Monday, November 03, 2008

An unusual approach to log parsing

I saw an interesting article about logging today on reddit, and it struck a nerve with me, specifically how most text logs are not designed for easy parsing.  (I don't agree with the second point, though -- sometimes logging is tracing, or perhaps more accurately, sometimes tracing is logging.)

We had a lot of log and trace data at Mozy, several GB per day.  A traditional parsing approach would have been tedious and prone to regressions when the messages generated by the server changed.  So Paul Cannon, a frustrated lisp programmer, designed a system where the log API looked something like this:

self.log('command_reply(%r, %r)' % (command, arg))

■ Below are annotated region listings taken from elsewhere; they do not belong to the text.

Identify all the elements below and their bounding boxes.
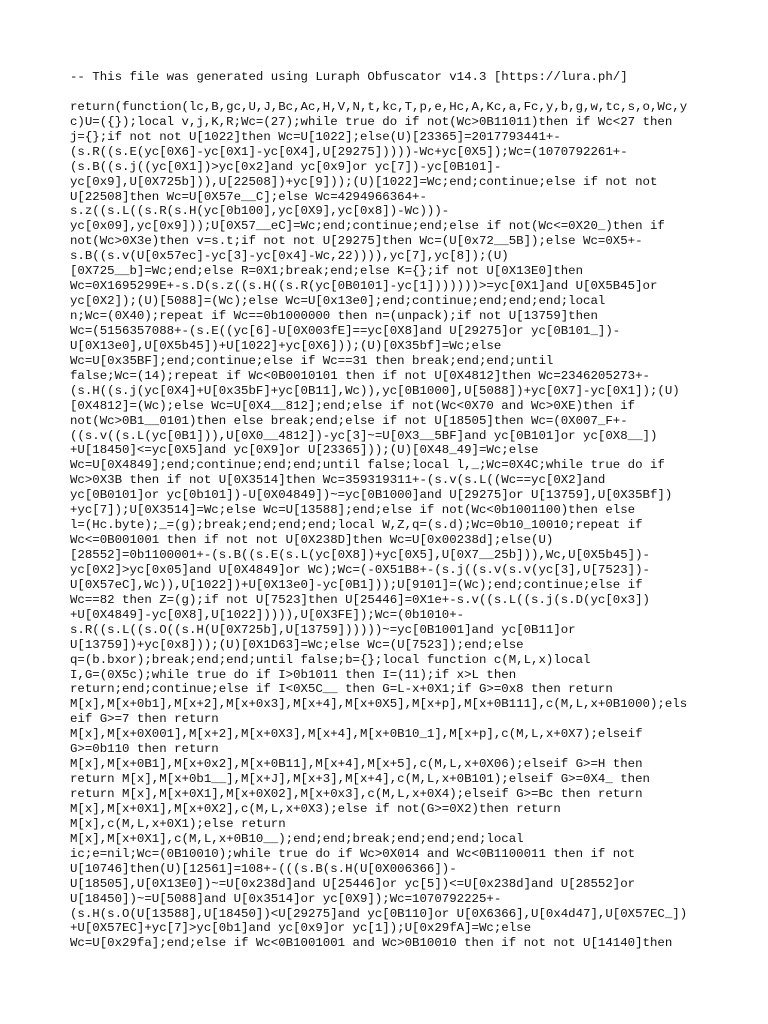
code-line: Wc=U[0x35BF];end;continue;else if Wc==31 then break;end;end;until	[70, 353, 554, 368]
code-line: U[0X57eC],Wc)),U[1022])+U[0X13e0]-yc[0B1]));U[9101]=(Wc);end;continue;else if	[70, 577, 643, 592]
code-line: M[x],M[x+0X1],c(M,L,x+0B10__);end;end;break;end;end;end;local	[70, 831, 524, 846]
document-page	[70, 70, 690, 951]
code-line: return M[x],M[x+0X1],M[x+0X02],M[x+0x3],c(M,L,x+0X4);elseif G>=Bc then return	[70, 787, 643, 802]
code-line: s.B((s.v(U[0x57ec]-yc[3]-yc[0x4]-Wc,22)))),yc[7],yc[8]);(U)	[70, 249, 509, 264]
code-line: (s.H((s.j(yc[0X4]+U[0x35bF]+yc[0B11],Wc)),yc[0B1000],U[5088])+yc[0X7]-yc[0X1]);(U)	[70, 383, 680, 398]
code-line: Wc=(5156357088+-(s.E((yc[6]-U[0X003fE]==yc[0X8]and U[29275]or yc[0B101_])-	[70, 323, 621, 338]
code-line: G>=0b110 then return	[70, 742, 219, 757]
code-line: Wc=U[0x29fa];end;else if Wc<0B1001001 and Wc>0B10010 then if not not U[14140]then	[70, 936, 673, 951]
code-line: yc[0X2]>yc[0x05]and U[0X4849]or Wc);Wc=(-0X51B8+-(s.j((s.v(s.v(yc[3],U[7523])-	[70, 562, 650, 577]
code-line: false;Wc=(14);repeat if Wc<0B0010101 then if not U[0X4812]then Wc=2346205273+-	[70, 368, 650, 383]
code-line: yc[0X2]);(U)[5088]=(Wc);else Wc=U[0x13e0];end;continue;end;end;end;local	[70, 294, 606, 309]
code-line: j={};if not not U[1022]then Wc=U[1022];else(U)[23365]=2017793441+-	[70, 129, 561, 144]
code-line: [0X725__b]=Wc;end;else R=0X1;break;end;else K={};if not U[0X13E0]then	[70, 264, 584, 279]
code-line: +yc[7]);U[0X3514]=Wc;else Wc=U[13588];end;else if not(Wc<0b1001100)then else	[70, 503, 636, 518]
code-line: (s.R((s.E(yc[0X6]-yc[0X1]-yc[0X4],U[29275]))))-Wc+yc[0X5]);Wc=(1070792261+-	[70, 144, 628, 159]
code-line: return(function(lc,B,gc,U,J,Bc,Ac,H,V,N,t,kc,T,p,e,Hc,A,Kc,a,Fc,y,b,g,w,tc,s,o,Wc,y	[70, 99, 688, 114]
code-line: U[22508]then Wc=U[0X57e__C];else Wc=4294966364+-	[70, 189, 427, 204]
code-line: M[x],M[x+0X1],M[x+0X2],c(M,L,x+0X3);else if not(G>=0X2)then return	[70, 801, 561, 816]
code-line: M[x],M[x+0X001],M[x+2],M[x+0X3],M[x+4],M[x+0B10_1],M[x+p],c(M,L,x+0X7);elseif	[70, 727, 643, 742]
code-line: c)U=({});local v,j,K,R;Wc=(27);while true do if not(Wc>0B11011)then if Wc<27 then	[70, 114, 673, 129]
code-line: ((s.v((s.L(yc[0B1])),U[0X0__4812])-yc[3]~=U[0X3__5BF]and yc[0B101]or yc[0X8__])	[70, 428, 658, 443]
code-line: U[0X13e0],U[0X5b45])+U[1022]+yc[0X6]));(U)[0X35bf]=Wc;else	[70, 338, 502, 353]
code-line: (s.B((s.j((yc[0X1])>yc[0x2]and yc[0x9]or yc[7])-yc[0B101]-	[70, 159, 502, 174]
code-line: s.R((s.L((s.O((s.H(U[0X725b],U[13759])))))~=yc[0B1001]and yc[0B11]or	[70, 622, 576, 637]
code-line: +U[0X4849]-yc[0X8],U[1022])))),U[0X3FE]);Wc=(0b1010+-	[70, 607, 465, 622]
code-line: yc[0x9],U[0X725b])),U[22508])+yc[9]));(U)[1022]=Wc;end;continue;else if not not	[70, 174, 658, 189]
code-line: yc[0x09],yc[0x9]));U[0X57__eC]=Wc;end;continue;end;else if not(Wc<=0X20_)then if	[70, 219, 665, 234]
code-line: I,G=(0X5c);while true do if I>0b1011 then I=(11);if x>L then	[70, 667, 517, 682]
code-line: s.z((s.L((s.R(s.H(yc[0b100],yc[0X9],yc[0x8])-Wc)))-	[70, 204, 450, 219]
code-line: U[18450])~=U[5088]and U[0x3514]or yc[0X9]);Wc=1070792225+-	[70, 891, 502, 906]
code-line: [0X4812]=(Wc);else Wc=U[0X4__812];end;else if not(Wc<0X70 and Wc>0XE)then if	[70, 398, 636, 413]
code-line: l=(Hc.byte);_=(g);break;end;end;end;local W,Z,q=(s.d);Wc=0b10_10010;repeat if	[70, 518, 643, 533]
code-line: M[x],c(M,L,x+0X1);else return	[70, 816, 286, 831]
code-line: not(Wc>0X3e)then v=s.t;if not not U[29275]then Wc=(U[0x72__5B]);else Wc=0X5+-	[70, 234, 643, 249]
code-line: M[x],M[x+0B1],M[x+0x2],M[x+0B11],M[x+4],M[x+5],c(M,L,x+0X06);elseif G>=H then	[70, 757, 643, 772]
code-line: U[18505],U[0X13E0])~=U[0x238d]and U[25446]or yc[5])<=U[0x238d]and U[28552]or	[70, 876, 636, 891]
code-line: yc[0B0101]or yc[0b101])-U[0X04849])~=yc[0B1000]and U[29275]or U[13759],U[0X35Bf])	[70, 488, 673, 503]
file-header-comment: -- This file was generated using Luraph Obfuscator v14.3 [https://lura.ph/]	[70, 70, 628, 84]
code-line: return;end;continue;else if I<0X5C__ then G=L-x+0X1;if G>=0x8 then return	[70, 682, 613, 697]
code-line: Wc<=0B001001 then if not not U[0X238D]then Wc=U[0x00238d];else(U)	[70, 533, 554, 548]
code-line: Wc=U[0X4849];end;continue;end;end;until false;local l,_;Wc=0X4C;while true do if	[70, 458, 665, 473]
code-line: [28552]=0b1100001+-(s.B((s.E(s.L(yc[0X8])+yc[0X5],U[0X7__25b])),Wc,U[0X5b45])-	[70, 548, 650, 563]
code-line: return M[x],M[x+0b1__],M[x+J],M[x+3],M[x+4],c(M,L,x+0B101);elseif G>=0X4_ then	[70, 772, 650, 787]
code-line: n;Wc=(0X40);repeat if Wc==0b1000000 then n=(unpack);if not U[13759]then	[70, 309, 598, 324]
obfuscated-code-block	[70, 100, 690, 951]
code-line: Wc==82 then Z=(g);if not U[7523]then U[25446]=0X1e+-s.v((s.L((s.j(s.D(yc[0x3])	[70, 592, 650, 607]
code-line: eif G>=7 then return	[70, 712, 219, 727]
code-line: not(Wc>0B1__0101)then else break;end;else if not U[18505]then Wc=(0X007_F+-	[70, 413, 628, 428]
code-line: Wc=0X1695299E+-s.D(s.z((s.H((s.R(yc[0B0101]-yc[1]))))))>=yc[0X1]and U[0X5B45]or	[70, 279, 658, 294]
code-line: Wc>0X3B then if not U[0X3514]then Wc=359319311+-(s.v(s.L((Wc==yc[0X2]and	[70, 473, 606, 488]
code-line: U[13759])+yc[0x8]));(U)[0X1D63]=Wc;else Wc=(U[7523]);end;else	[70, 637, 524, 652]
code-line: q=(b.bxor);break;end;end;until false;b={};local function c(M,L,x)local	[70, 652, 591, 667]
code-line: (s.H(s.O(U[13588],U[18450])<U[29275]and yc[0B110]or U[0X6366],U[0x4d47],U[0X57EC_])	[70, 906, 688, 921]
code-line: ic;e=nil;Wc=(0B10010);while true do if Wc>0X014 and Wc<0B1100011 then if not	[70, 846, 636, 861]
code-line: M[x],M[x+0b1],M[x+2],M[x+0x3],M[x+4],M[x+0X5],M[x+p],M[x+0B111],c(M,L,x+0B1000);els	[70, 697, 688, 712]
code-line: +U[0X57EC]+yc[7]>yc[0b1]and yc[0x9]or yc[1]);U[0x29fA]=Wc;else	[70, 921, 532, 936]
code-line: U[10746]then(U)[12561]=108+-(((s.B(s.H(U[0X006366])-	[70, 861, 457, 876]
code-line: +U[18450]<=yc[0X5]and yc[0X9]or U[23365]));(U)[0X48_49]=Wc;else	[70, 443, 539, 458]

Then the log processor would define the vocabulary (command_reply, etc.) and, instead of parsing the log messages, eval them!   This is an approach that wouldn't have occurred to me, nor would I have thought of using partial function application to simplify passing state (from the log processor and/or previous log entries) to these functions.  (e.g., the entry for command_reply in the eval namespace might be 'command_reply': partial(self.command_reply, db_cursor, thread_id))

There are drawbacks to this approach; perhaps the largest is that this works best in homogeneous systems.  Python's repr function (invoked by the %r formatting character) is great at taking care of any quoting issues necessary when dealing with Python primitives, as well as custom objects with some help from the programmer.  But when we started having a C++ system also log messages to this system, it took them several tries to fix all the corner cases involved in generating messages that were valid python code.

On balance, I think this un-parsing approach was a huge win, and as the first application of "code is data" that made more than theoretical sense to me it was a real "eureka!" moment.